In this case, input and output data are distributed among processes differently and even the numbers of elements stored in a particular process before and after the transform may be different. Each local array stores a segment of consecutive elements of the appropriate global array. Such segment is determined by the number of elements and a shift with respect to the first array element. So, to specify segments of the global input and output arrays that a particular process receives,
four
configuration parameters are needed:
CDFT_LOCAL_NX
,
CDFT_LOCAL_START_X
,
CDFT_LOCAL_OUT_NX
, and
CDFT_LOCAL_OUT_START_X
. Use the
DftiGetValueDM
function to retrieve their values. The meaning of the four configuration parameters depends upon the type of the transform, as shown in Table
"Data Distribution Configuration Parameters for 1D Transforms"
:
Data Distribution Configuration Parameters for 1D Transforms
Meaning of the Parameter
Forward Transform
Backward Transform
Number of elements in input array
CDFT_LOCAL_NX
CDFT_LOCAL_OUT_NX
Elements shift in input array
CDFT_LOCAL_START_X
CDFT_LOCAL_OUT_START_X
Number of elements in output array
CDFT_LOCAL_OUT_NX
CDFT_LOCAL_NX
Elements shift in output array
CDFT_LOCAL_OUT_START_X
CDFT_LOCAL_START_X

## Memory size for local data

The memory size needed for local arrays cannot be just calculated from
CDFT_LOCAL_NX (CDFT_LOCAL_OUT_NX)
, because the cluster FFT functions sometimes require allocating a little bit more memory for local data than just the size of the appropriate sub-array. The configuration parameter
CDFT_LOCAL_SIZE
specifies the size of the local input and output array in data elements. Each local input and output arrays must have size not less than
CDFT_LOCAL_SIZE
*
size_of_element
. Note that in the current implementation of the cluster FFT interface, data elements can be real or complex values, each complex value consisting of the real and imaginary parts. If you employ a user-defined workspace for in-place transforms (for more information, refer to Table
"Settable configuration Parameters"
), it must have the same size as the local arrays. Example
"1D In-place Cluster FFT Computations"
illustrates how the cluster FFT functions distribute data among processes in case of a one-dimensional FFT computation performed with a user-defined workspace.

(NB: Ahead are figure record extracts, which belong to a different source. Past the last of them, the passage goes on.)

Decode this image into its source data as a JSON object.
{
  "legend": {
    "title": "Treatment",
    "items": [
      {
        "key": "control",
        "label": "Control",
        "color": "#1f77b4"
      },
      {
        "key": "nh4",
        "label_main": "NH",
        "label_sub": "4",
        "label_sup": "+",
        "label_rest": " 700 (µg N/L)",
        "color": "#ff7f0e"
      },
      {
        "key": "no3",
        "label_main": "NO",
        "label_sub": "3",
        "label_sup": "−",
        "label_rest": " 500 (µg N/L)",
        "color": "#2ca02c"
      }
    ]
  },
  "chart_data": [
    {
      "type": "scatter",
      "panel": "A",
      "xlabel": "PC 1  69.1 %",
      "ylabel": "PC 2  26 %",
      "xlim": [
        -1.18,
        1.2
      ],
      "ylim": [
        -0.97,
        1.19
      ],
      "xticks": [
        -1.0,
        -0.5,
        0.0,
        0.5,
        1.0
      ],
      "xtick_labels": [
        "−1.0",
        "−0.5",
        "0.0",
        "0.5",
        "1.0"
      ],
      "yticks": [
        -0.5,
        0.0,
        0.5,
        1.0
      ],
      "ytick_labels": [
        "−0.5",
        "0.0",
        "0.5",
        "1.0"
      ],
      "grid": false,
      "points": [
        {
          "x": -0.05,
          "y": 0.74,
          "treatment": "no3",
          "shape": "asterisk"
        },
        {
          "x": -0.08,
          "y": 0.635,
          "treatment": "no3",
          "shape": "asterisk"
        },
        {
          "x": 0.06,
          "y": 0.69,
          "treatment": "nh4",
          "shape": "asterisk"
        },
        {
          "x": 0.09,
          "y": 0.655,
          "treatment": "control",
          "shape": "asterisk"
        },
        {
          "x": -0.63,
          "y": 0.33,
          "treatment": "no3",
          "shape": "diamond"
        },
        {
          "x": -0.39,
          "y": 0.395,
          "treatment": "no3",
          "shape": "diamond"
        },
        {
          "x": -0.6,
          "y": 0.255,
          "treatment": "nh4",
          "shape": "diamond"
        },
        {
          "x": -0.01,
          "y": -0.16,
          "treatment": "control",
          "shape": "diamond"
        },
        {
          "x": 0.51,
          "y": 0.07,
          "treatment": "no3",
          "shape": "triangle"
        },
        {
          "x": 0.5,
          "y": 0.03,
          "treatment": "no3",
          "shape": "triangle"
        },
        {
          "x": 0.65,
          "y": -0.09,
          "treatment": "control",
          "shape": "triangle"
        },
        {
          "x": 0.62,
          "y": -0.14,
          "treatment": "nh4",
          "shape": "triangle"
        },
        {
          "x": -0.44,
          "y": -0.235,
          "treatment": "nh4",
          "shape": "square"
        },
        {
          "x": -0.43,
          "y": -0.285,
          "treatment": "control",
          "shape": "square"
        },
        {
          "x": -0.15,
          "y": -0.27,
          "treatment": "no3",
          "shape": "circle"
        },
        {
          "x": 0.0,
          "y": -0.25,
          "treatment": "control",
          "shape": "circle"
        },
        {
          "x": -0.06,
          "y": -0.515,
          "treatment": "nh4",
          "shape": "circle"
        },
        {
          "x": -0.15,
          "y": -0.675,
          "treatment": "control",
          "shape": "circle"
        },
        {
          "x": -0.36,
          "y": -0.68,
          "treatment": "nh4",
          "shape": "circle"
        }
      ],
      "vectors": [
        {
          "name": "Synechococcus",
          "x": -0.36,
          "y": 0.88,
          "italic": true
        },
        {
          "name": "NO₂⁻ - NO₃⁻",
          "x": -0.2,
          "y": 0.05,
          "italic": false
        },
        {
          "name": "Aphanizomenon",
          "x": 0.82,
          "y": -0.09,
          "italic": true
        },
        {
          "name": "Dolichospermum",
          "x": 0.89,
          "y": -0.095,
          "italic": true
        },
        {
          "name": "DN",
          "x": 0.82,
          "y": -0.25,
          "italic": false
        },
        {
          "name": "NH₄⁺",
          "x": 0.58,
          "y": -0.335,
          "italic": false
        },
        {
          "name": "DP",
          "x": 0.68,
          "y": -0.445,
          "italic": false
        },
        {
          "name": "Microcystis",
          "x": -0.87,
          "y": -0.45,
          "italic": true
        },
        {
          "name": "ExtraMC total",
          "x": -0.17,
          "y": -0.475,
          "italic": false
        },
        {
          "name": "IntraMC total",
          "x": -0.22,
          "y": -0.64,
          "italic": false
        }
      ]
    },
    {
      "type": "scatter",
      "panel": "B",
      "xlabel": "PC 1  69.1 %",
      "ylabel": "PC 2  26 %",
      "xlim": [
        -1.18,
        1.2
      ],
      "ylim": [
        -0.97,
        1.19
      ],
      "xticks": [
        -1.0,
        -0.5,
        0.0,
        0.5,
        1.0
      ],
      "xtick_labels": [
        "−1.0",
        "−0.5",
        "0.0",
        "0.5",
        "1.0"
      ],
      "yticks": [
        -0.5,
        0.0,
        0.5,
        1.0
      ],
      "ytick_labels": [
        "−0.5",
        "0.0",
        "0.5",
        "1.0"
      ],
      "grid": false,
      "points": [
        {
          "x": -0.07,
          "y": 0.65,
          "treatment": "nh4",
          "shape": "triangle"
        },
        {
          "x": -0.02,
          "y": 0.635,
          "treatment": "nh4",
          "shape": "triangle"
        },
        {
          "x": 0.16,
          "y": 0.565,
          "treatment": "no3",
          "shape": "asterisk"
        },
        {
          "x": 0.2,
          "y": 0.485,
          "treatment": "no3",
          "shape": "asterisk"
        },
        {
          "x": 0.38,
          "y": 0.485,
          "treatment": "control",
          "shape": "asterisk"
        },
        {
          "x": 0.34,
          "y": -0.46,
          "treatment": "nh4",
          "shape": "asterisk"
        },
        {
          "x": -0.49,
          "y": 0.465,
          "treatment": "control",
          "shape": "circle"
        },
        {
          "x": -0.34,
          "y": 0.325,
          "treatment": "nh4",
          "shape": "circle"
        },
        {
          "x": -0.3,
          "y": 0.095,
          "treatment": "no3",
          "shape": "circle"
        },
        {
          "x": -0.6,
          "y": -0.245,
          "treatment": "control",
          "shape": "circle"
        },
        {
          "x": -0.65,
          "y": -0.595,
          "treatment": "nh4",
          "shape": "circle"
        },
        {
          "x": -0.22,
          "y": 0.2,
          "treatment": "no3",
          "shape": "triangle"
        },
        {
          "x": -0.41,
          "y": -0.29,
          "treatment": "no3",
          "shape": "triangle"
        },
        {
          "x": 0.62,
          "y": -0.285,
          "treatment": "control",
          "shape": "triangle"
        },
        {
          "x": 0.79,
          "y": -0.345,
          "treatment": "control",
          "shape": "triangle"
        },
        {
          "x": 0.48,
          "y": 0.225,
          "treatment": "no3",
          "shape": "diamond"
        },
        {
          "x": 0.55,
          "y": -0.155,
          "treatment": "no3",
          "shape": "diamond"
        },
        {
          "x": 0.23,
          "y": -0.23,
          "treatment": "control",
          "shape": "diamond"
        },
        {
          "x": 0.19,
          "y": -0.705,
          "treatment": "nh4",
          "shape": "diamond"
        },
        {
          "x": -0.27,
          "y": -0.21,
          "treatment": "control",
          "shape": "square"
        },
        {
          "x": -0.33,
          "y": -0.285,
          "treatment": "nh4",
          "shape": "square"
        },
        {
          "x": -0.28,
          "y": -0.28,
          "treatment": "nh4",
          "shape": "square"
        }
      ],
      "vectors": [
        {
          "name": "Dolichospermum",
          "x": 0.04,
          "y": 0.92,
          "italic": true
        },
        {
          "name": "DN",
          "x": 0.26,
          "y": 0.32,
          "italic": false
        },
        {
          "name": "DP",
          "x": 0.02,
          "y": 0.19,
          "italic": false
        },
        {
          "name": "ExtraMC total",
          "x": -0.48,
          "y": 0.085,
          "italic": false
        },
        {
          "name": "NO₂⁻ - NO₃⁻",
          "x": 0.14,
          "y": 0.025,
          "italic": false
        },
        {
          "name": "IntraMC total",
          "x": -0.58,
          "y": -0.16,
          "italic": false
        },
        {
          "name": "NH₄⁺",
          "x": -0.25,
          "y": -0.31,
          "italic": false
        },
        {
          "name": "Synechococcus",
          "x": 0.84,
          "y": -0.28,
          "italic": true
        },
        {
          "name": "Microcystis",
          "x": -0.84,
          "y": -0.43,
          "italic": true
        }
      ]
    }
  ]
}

## Available Auxiliary Functions

If a global input array is located on one MPI process and you want to obtain its local parts or you want to gather the global output array on one MPI process, you can use functions
MKL_CDFT_ScatterData
and
MKL_CDFT_GatherData
to distribute or gather data among processes, respectively. These functions are defined in a file that is delivered with
Intel® oneAPI Math Kernel Library
and located in the following subdirectory of the
Intel® oneAPI Math Kernel Library
installation directory:
examples/cdftc/source/cdft_example_support.c
.

## Restriction on Lengths of Transforms

The algorithm that the
Intel® oneAPI Math Kernel Library
cluster FFT functions use to distribute data among processes imposes a restriction on lengths of transforms with respect to the number of MPI processes used for the FFT computation:
• For a multi-dimensional transform, lengths
of the first two dimensions
must be not less than the number of MPI processes.
• Length of a one-dimensional transform must be the product of two integers each of which is not less than the number of MPI processes.